以上のように、この実施形態によれば、負荷回路100に過電流が流れたときにこれを遮断する手段としてFET62を採用しているので、機械式リレーを採用するという上述した従来技術に比べて、過電流保護回路10全体の小型化を実現することができる。しかも、FET62は、高入力インピーダンス素子であるので、当該FET62を駆動するための電力を含め、過電流保護回路10全体の低消費電力化を図ることもできる。さらに、この実施形態では、負荷回路100に流れる駆動電力Iaを検出し、この検出結果に基づいてFET62をオン/オフしているので、過電流→異常発熱→抵抗値という変換過程を経てリレーを開閉するという従来技術に比べて、過電流が流れてから当該過電流が遮断されるまでの時間が遥かに短く、つまり応答性が良い。即ち、この実施形態によれば、応答性が良く、しかも低消費電力および小型の過電流保護回路10を提供することができる。
なお、この実施形態においては、半導体スイッチ回路18として、PチャネルMOS型FET62を採用したが、これに限らない。即ち、NチャネルMOS型FETを採用してもよいし、ジャンクション型FETを採用してもよい。また、バイポーラトランジスタ等の他の半導体スイッチ素子を採用してもよい。
そして、半導体スイッチ回路18の入力側に電流検出回路20を設けたが、半導体スイッチ回路18の出力側に当該電流検出回路20を設けてもよい。
また、特に、図2に示した回路構成は、この発明を実現するための一例であり、この発明を限定するものではない。例えば、システムリセット用IC40に代えて、別の回路素子も用いてもよいし、第1トランジスタ46および第2トランジスタ54として、NPN型のものを用いてもよい。そして、手動スイッチ32に代えて、例えばフォトカプラ等のいわゆる光スイッチ手段を採用してもよい。さらに、定電圧ダイオード30に代えて、3端子レギュレータ等の他の定電圧素子を採用してもよいし、主電源電圧Vccをそのまま過電流保護回路10の電源電圧として用いてもよい。なお、図2においては、実際には、ノイズ対策用のバイパスコンデンサ等の構成要素も設けられるが、これら本願発明に直接関係しない構成要素については、それらの記載を省略している。
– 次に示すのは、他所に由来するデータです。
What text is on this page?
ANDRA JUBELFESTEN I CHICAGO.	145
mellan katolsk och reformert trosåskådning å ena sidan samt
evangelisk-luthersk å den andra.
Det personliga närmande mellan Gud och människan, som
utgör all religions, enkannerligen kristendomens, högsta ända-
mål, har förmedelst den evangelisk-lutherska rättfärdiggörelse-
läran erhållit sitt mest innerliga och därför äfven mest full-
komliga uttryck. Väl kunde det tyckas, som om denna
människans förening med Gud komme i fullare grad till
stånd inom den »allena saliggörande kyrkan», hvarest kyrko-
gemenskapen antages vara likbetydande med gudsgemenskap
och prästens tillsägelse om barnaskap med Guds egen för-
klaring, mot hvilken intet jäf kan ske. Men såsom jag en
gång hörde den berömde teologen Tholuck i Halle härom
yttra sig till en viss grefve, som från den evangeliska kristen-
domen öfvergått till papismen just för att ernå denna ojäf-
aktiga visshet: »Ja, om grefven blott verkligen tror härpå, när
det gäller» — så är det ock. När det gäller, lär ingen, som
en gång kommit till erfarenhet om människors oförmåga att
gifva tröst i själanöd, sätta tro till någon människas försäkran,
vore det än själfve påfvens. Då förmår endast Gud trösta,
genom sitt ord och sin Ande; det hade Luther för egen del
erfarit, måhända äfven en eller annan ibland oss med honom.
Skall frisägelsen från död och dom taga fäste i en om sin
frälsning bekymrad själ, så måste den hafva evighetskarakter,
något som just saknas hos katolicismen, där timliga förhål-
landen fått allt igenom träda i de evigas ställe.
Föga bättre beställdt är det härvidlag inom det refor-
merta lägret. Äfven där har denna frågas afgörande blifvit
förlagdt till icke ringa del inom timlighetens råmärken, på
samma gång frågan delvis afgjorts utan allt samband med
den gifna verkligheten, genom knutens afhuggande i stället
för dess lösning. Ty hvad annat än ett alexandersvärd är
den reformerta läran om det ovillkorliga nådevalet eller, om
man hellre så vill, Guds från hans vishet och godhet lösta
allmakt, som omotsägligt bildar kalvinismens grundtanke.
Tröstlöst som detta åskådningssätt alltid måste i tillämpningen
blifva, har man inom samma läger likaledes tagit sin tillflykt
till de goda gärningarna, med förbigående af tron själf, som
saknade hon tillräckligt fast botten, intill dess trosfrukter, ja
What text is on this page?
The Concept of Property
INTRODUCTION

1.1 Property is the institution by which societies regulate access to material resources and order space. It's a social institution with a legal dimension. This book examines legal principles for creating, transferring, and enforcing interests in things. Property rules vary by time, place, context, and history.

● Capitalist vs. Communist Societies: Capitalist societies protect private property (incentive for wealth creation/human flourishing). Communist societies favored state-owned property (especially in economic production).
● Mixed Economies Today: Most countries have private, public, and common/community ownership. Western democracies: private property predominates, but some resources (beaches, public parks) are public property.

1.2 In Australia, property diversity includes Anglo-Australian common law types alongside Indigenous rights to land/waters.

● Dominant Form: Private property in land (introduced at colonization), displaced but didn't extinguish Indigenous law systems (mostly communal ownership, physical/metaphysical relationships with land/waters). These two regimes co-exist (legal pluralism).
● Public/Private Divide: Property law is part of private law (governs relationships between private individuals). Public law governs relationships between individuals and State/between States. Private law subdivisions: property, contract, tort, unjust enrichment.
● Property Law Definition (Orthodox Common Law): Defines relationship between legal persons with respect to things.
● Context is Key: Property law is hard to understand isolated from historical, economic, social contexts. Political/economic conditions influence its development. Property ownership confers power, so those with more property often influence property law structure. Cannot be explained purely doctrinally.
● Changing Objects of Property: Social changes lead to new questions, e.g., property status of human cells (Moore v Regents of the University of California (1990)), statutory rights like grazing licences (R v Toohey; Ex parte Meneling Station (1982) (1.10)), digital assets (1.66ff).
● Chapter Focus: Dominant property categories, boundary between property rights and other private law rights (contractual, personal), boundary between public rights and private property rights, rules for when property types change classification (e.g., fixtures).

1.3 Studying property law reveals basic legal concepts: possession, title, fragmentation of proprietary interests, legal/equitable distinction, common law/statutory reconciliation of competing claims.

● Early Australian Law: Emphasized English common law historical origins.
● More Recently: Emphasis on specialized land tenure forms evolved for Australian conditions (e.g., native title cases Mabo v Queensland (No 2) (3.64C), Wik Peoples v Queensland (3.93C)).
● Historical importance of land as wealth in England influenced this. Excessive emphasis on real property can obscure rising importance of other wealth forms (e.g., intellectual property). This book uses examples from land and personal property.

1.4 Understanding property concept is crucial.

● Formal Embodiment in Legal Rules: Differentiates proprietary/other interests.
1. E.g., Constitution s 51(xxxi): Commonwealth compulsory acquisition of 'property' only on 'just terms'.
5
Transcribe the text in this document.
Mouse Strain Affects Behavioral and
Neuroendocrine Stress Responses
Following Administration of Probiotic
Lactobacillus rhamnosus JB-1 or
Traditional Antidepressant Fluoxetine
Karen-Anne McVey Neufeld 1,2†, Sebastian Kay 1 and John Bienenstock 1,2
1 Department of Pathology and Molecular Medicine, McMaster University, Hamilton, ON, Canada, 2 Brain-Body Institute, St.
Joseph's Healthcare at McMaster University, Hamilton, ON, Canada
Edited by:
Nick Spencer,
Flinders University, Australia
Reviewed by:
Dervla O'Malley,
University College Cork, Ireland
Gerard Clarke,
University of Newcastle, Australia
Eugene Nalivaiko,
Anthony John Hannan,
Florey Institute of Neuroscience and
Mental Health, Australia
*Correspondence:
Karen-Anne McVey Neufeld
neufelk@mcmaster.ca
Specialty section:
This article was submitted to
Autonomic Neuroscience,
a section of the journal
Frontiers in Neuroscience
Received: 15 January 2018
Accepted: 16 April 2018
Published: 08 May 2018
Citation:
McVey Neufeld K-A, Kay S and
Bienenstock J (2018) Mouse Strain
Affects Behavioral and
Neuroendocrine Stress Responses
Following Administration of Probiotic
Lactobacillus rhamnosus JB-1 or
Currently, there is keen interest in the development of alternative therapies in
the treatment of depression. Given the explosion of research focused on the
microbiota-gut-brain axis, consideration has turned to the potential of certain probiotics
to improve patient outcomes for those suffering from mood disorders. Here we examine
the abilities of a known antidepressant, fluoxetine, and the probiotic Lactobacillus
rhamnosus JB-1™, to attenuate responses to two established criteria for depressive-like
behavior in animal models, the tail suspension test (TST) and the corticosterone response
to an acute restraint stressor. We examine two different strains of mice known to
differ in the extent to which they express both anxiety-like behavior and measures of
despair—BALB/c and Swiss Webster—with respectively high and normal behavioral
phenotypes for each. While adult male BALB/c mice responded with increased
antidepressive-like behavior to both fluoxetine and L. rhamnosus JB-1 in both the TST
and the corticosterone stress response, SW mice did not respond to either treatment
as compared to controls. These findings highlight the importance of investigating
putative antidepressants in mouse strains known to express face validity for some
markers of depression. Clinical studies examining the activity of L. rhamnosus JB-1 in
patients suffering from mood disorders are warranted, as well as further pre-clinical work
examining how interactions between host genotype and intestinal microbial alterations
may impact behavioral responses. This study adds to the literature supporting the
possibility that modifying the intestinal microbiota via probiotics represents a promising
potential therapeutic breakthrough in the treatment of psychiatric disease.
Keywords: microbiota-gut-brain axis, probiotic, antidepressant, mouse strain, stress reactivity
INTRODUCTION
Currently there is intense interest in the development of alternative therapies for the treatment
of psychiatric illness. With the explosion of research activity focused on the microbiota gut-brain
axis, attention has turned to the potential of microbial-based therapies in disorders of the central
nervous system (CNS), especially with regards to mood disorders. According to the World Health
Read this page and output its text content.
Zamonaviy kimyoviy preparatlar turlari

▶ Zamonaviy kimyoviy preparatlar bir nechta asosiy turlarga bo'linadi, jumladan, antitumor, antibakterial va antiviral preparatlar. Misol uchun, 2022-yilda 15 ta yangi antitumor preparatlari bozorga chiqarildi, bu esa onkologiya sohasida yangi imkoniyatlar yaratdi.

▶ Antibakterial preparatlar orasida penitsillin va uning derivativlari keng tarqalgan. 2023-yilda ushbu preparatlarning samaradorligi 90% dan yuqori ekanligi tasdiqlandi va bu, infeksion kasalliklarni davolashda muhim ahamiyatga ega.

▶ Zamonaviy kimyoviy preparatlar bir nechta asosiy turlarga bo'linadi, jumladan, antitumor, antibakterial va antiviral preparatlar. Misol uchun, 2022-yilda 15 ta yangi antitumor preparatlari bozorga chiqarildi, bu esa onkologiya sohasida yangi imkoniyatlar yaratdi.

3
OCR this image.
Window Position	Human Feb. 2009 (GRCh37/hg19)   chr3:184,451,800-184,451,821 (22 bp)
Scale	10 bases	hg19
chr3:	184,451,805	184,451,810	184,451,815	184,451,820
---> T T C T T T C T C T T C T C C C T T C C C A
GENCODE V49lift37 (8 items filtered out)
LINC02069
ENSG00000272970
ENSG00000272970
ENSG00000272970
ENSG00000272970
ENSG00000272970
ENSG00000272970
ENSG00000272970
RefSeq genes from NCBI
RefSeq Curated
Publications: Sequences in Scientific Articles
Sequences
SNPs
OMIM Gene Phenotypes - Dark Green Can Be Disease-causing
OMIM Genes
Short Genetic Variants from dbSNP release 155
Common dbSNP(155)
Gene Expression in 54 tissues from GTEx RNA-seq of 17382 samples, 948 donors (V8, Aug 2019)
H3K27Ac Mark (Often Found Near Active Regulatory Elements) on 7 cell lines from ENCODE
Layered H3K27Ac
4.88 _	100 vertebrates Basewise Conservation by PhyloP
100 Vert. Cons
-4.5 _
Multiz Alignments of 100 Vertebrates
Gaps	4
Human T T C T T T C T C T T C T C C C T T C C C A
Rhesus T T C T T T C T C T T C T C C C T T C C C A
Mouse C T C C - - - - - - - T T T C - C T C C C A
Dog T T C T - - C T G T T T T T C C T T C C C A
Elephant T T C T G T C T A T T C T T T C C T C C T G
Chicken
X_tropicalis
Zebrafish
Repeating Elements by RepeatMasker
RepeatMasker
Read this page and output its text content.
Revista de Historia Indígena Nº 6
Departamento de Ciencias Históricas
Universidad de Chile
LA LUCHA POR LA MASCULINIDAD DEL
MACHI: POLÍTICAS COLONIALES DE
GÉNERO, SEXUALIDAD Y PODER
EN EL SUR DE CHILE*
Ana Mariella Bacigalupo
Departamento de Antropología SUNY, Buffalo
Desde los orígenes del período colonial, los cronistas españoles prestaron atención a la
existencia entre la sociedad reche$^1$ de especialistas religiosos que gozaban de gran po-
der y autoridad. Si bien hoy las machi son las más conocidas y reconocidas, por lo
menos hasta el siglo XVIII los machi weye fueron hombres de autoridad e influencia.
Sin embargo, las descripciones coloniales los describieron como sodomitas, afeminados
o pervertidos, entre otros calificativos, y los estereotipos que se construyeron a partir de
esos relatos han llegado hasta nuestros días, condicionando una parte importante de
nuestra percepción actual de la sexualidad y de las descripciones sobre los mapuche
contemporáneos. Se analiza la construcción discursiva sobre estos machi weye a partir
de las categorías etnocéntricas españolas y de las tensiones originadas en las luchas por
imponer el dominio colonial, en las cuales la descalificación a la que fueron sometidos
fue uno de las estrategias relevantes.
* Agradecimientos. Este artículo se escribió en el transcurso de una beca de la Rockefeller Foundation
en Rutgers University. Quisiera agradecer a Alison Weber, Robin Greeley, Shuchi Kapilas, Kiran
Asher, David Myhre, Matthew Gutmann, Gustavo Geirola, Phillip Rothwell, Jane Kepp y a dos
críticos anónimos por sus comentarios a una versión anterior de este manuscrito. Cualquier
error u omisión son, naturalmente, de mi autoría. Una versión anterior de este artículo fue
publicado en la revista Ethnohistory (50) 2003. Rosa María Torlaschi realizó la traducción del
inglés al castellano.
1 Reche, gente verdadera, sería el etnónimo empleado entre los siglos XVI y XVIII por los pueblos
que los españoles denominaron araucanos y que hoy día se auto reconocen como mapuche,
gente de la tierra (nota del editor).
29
そしてさらに、この実施形態では、入力端子12と出力端子14とを結ぶ電源ライン16をオン/オフする、いわゆるハイ(High)側をオン/オフする場合について説明したが、これとは反対に、接地電位側をオン/オフする、つまりロー(Low)側をオン/オフするようにしてもよい。この場合、例えば図2の構成から、第1トランジスタ46と、これに接続されている2つの抵抗器44および48とを排除することができ、過電流保護回路10全体の構成がさらに簡素化される。
なお、実施形態で説明した過電流保護回路10は、例えば通信機器や計測機器等の各種電子機器に適用することができる。